La vie, comme elle va

"S'il suffisait de lire comme dans une bulle de cristal, alors, ce serait, facile.Mais il faut vite déchanter, prendre la route, sac au dos et marcher, toujours marcher pour oublier ce que l'on a déjà fait, ce que l'on va faire. Il faut attendre que la nature nous prenne et nous ouvre sa voie. C'est une progression incessante, pour de si petites choses".
Roger Dautais . Septembre 2009

Un voyage étonnant au cœur du land Art

jeudi 6 février 2020

" Propitiation "  :  au dolmen du rossignol.
 Les grandes choses peuvent se manifester par de petits signes. 
Sigmund Freud


À Marie-Claude

PellWell.

Entre les jours de pluies éprouvantes pour vieux corps, qui étaient parfois vécues comme une contrainte à la marche, incontournable, existait la nuit. Une seconde vie. Elle permettait les expressions les plus libres . J’avais dû en parler autrefois du « « dire » avant la nuit qui se déployait en chuchotements dans les espaces interstitiels ensommeillés, où le souffle s’assèche. Garder le cœur in-perceptif, devenait parfois difficile, à cause du jeu . Le demi-mot se faisait discours. Mon corps silencieux, obéissait au vide qui l’entourait d’une mélancolie délicieuse.
Je cherchais à rejoindre les chants de Maldoror pour m’y réfugier, comme un détenu en cavale. Le poème de Lautréamont transcendait les hauts murs, ni ombre ni lumière, et il me convenait.
Au temps pour moi, dans cette troupe issue de la glèbe, marchant au pas quand il me fallait trouver seul, la sortie d’une condition ouvrière, vouée à la perdition et au mépris de la classe dominante, loin des livres. J’avais la révolte, tatouée au cœur.
Il existait entre cette fondrière nocturne et ma personne, au-delà des plaines morphiniques, une sorte d’espace suspendu, où j’existais.. Quelques mortes saisons, quelques orages, quelques trahisons, quelques scories ou mauvais souvenirs de voleuses d’âme, trouvaient leur place, en ce lieu de perdition, du Sin Paradise, afin d’être détruits par me feu intérieur.
Ne subsistaient au matin, que des forces nouvelles, pour affronter la vie et ses juges embourgeoisés, et aller plus loin, explorer de nouveaux horizons.
La confrontation avec ce monde frileux, truqueur, repliée sur son quant-à-soi, et imprécateur, m’intéressait. Il y avait de belles luttes à gagner. Cela me mettait en vibration, dans un état de combattre sans armes létales.
Le land art m’ouvrait des voies possibles d’expression différentes, dans la nature dont l’attirance remontait à mon enfance, parfois sauvage et à mes premières fugues.
J’avais découvert mes premiers menhirs, à Carnac , en 1947. J’avais 5 ans.
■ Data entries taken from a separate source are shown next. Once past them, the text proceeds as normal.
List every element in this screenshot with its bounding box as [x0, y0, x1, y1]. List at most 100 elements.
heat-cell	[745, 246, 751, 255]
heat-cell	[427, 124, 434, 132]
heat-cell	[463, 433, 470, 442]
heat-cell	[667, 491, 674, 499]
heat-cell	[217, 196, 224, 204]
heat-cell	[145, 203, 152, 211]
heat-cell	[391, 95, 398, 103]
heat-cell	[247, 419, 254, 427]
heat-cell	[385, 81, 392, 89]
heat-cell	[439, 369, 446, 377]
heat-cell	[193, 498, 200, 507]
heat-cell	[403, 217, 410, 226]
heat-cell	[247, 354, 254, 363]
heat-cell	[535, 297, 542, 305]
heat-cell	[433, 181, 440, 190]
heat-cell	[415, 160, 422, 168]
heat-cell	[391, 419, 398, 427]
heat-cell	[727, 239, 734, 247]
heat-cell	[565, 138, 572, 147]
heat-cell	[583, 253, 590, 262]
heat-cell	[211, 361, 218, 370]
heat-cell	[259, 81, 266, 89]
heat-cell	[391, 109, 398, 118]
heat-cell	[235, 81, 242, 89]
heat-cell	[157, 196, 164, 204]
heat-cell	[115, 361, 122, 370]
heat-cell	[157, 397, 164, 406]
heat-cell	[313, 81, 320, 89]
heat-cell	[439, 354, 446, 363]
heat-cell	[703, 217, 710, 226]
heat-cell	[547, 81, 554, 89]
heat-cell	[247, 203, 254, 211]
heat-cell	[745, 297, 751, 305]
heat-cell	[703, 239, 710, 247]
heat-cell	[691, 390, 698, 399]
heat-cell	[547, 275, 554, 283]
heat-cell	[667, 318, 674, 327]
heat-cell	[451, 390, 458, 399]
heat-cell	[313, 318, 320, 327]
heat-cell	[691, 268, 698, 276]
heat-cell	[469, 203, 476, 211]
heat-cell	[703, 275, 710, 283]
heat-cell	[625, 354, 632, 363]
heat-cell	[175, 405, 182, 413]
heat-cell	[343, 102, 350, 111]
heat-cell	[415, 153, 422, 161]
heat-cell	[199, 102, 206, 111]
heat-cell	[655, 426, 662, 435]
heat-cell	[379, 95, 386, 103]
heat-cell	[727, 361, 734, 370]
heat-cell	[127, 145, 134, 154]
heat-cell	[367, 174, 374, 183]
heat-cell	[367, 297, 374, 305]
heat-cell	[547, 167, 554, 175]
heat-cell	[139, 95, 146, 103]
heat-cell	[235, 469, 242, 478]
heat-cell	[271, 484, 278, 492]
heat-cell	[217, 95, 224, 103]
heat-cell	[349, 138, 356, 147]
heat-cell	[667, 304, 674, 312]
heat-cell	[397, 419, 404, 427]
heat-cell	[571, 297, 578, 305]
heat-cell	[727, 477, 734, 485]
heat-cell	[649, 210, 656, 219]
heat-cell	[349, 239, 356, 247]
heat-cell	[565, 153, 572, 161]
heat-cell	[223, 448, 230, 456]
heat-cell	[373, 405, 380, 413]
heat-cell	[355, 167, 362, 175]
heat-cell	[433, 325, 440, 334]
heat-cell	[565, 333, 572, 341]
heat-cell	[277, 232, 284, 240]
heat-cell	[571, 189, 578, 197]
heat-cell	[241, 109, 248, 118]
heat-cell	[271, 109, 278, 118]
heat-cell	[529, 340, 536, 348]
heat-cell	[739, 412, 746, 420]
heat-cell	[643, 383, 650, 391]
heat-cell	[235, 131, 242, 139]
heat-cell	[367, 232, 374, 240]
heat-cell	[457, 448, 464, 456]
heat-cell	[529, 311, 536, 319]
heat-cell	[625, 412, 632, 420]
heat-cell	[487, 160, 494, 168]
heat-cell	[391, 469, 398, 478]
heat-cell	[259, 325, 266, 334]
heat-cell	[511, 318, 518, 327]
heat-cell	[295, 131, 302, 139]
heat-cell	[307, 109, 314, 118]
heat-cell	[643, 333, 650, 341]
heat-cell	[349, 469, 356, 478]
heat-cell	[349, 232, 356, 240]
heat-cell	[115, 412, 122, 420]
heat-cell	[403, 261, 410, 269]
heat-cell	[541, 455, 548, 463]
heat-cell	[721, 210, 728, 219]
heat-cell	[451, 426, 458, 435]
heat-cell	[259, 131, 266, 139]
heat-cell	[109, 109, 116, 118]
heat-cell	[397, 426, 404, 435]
Mon oncle maternel, était un conteur né .J’ai toujours pensé que mon riche imaginaire, avait en grande partie, été forgé, là, en écoutant des contes qui parfois me faisaient peur, entre ces grosses pierres levées.

Beaucoup plus, tard, lors d’un séjour en Loire Atlantique, quelqu’un m’avait parlé d’un très beau dolmen, situé à une dizaine de kilomètres de notre résidence., du nom de Pell Well. Le dolmen était dit « du rossignol », et partiellement enterré., mais , bien conservé.
Quittant Pell Well, pour une marche plein Nord, je savais trouver ce dolmen entre terre et mer, sous les pins. Après renseignement, à mi-chemin, je marchais dans la bonne direction.
Au bout d’une heure de marche, j’arrivais au dolmen. Il était, en effet, en partie,enterré. Face à l’ouverture de l’allée couverte, trois magnétiseurs, pendule en main, opéraient. Je sortis de ma musette, les végétaux ramassés en route et me mis à réaliser une petite installation land art. Elle se voulait offrande au Dolmen du rossignol.
Une fois terminé le travail, je rencontrais ces trois hommes. Après quelques échanges de politesse, je les interrogeais sur leur ressenti. Le magnétisme était très fort, pour nous quatre. Puis, nous nous étions séparés, toutes choses à faire ayant été accomplies.
Roger Dautais
Route 78
Photo : création land art de Roger Dautais
«  Propitiation »  au dolmen du rossignol.
Loire Atlantique - France.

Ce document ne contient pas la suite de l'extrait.